Nella cucina trovo André e Bernard occupati a conversare tra
loro.
“Bernard, mi fa piacere rivederti.”
mi ritrovo a dire, forse per anticipare il richiamo che mi aspetto da
Andrè per essermi allontanata senza dire una parola. Ma da
lui non scaturisce neppure un fiato, si limita a guardarmi con fastidio.
“È lo stesso per me. Ma avrei preferito che non ti
fossi allontanata, Oscar.”
è Bernard a rimproverarmi, ma poco importa. Non voglio
giustificarmi in alcun modo, questa mia disobbedienza andava fatta.
“Vi ho portato del cibo e con esso, purtroppo, delle
novità che non vi piaceranno.”
mi avvicino ai due. Ora siamo tutti e tre attorno al tavolo, in piedi,
in allerta.
“Ho avuto modo di trovarmi a Palazzo Reale, nel salotto che
il Duca d'Orleans mette a disposizione per i giovani giornalisti,
scrittori, politici e, tra un discorso liberale e filosofico, ho
carpito qualche informazione proveniente da Versailles.”
“Dunque, cosa hai scoperto?”
lo sollecito con calma, camuffando l'agitazione.

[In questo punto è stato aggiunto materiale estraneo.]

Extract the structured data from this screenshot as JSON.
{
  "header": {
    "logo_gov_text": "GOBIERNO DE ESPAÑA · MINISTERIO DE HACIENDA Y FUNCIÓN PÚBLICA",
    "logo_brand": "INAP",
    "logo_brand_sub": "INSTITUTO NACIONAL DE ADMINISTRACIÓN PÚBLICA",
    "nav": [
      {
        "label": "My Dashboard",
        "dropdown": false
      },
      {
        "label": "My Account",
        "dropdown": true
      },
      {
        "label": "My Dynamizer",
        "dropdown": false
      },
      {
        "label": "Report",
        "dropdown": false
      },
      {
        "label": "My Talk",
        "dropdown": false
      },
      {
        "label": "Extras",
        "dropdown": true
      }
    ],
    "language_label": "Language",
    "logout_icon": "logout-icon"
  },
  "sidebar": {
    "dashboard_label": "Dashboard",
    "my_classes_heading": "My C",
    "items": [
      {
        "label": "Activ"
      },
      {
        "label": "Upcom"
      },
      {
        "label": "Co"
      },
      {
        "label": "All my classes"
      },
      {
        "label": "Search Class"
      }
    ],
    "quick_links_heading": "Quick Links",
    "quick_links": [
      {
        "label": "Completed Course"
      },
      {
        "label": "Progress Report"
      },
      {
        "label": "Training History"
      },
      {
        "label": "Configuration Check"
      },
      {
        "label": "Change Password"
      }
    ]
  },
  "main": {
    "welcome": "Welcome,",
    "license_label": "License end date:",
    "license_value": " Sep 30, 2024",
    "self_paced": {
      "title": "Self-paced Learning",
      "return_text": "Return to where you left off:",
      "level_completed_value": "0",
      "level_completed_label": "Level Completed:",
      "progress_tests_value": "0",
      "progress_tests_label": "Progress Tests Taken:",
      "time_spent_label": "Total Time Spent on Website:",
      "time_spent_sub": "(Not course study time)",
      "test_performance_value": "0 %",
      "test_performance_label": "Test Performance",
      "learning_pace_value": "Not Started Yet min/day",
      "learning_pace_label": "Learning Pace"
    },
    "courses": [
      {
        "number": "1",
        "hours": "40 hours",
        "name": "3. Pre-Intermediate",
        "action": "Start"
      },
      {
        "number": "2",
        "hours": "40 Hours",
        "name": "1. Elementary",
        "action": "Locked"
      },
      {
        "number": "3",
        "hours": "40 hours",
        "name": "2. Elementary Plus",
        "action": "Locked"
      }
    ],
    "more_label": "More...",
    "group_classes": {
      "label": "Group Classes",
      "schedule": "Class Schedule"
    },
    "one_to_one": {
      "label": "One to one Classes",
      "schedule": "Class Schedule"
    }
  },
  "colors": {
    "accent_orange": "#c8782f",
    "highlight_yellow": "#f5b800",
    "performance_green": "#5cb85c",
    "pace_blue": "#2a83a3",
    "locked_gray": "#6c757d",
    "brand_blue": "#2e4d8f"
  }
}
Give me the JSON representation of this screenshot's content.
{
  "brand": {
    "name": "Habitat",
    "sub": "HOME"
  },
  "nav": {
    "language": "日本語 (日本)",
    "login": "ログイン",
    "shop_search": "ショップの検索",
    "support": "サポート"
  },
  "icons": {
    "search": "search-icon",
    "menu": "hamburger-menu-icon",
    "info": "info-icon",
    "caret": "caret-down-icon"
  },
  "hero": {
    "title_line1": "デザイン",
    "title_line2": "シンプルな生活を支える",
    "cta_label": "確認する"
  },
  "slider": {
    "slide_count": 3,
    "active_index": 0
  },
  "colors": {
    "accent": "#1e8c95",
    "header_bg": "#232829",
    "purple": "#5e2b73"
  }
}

“Ebbene, ho saputo che Oscar sarà destituita dalla
carica di comandante dei soldati della guardia. È
André quello che potrebbe avere la peggio, il male minore
è il carcere. In alternativa, e a quanto pare l'ipotesi
più accreditata, pare essere la forca. Innumerevoli persone
hanno messo in dubbio il suo gesto, bollandolo come rapimento, e se la
nobildonna è stata irretita o addirittura compromessa, non
vi è altra alternativa che quella. Senza dimenticare che ha
minacciato con una pistola il suo vecchio padrone, nonché
aristocratico. Purtroppo la Regina non ha più alcuna voce in
merito, il Re, sotto stretto consiglio di chi gli sta accanto, crede
che sia giusto punire in modo esemplare un'azione del genere, per dare
una sorta di esempio.”
le orecchie hanno cominciato a fischiare dopo aver udito la parola
“forca” ed ora le gambe hanno preso a tremare. Non
voglio credere a nulla di tutto quello che ho sentito.
“L'unica soluzione è scappare.”
è la voce di André che riconduce in me l'udito.
“Non posso lasciare Parigi. Ci sono i miei soldati da portare
in salvo.”
manifesto la mia posizione, ferma, dando per scontato che nella sua
fuga fosse contemplata anche la mia presenza.
“Se sarà necessario andrò via da
solo.”
annuncia infine André, con una fermezza che non include
obiezioni. Mi sento mancare, l'aria mi si blocca in gola, soffocandomi
come una mano serrata attorno al collo.
“Sposiamoci.”
dico a voce alta, puntando i palmi delle mani sul tavolo,
attirando su di me l'attenzione di entrambi.
(1) Ad opera di Antoine Coypel, pittore e decoratore francese. La sua
opera più rappresentativa è stata appunto la
decorazione del soffitto della cappella di Versailles, terminata nel
1716 e realizzata in chiaro stile barocco romano.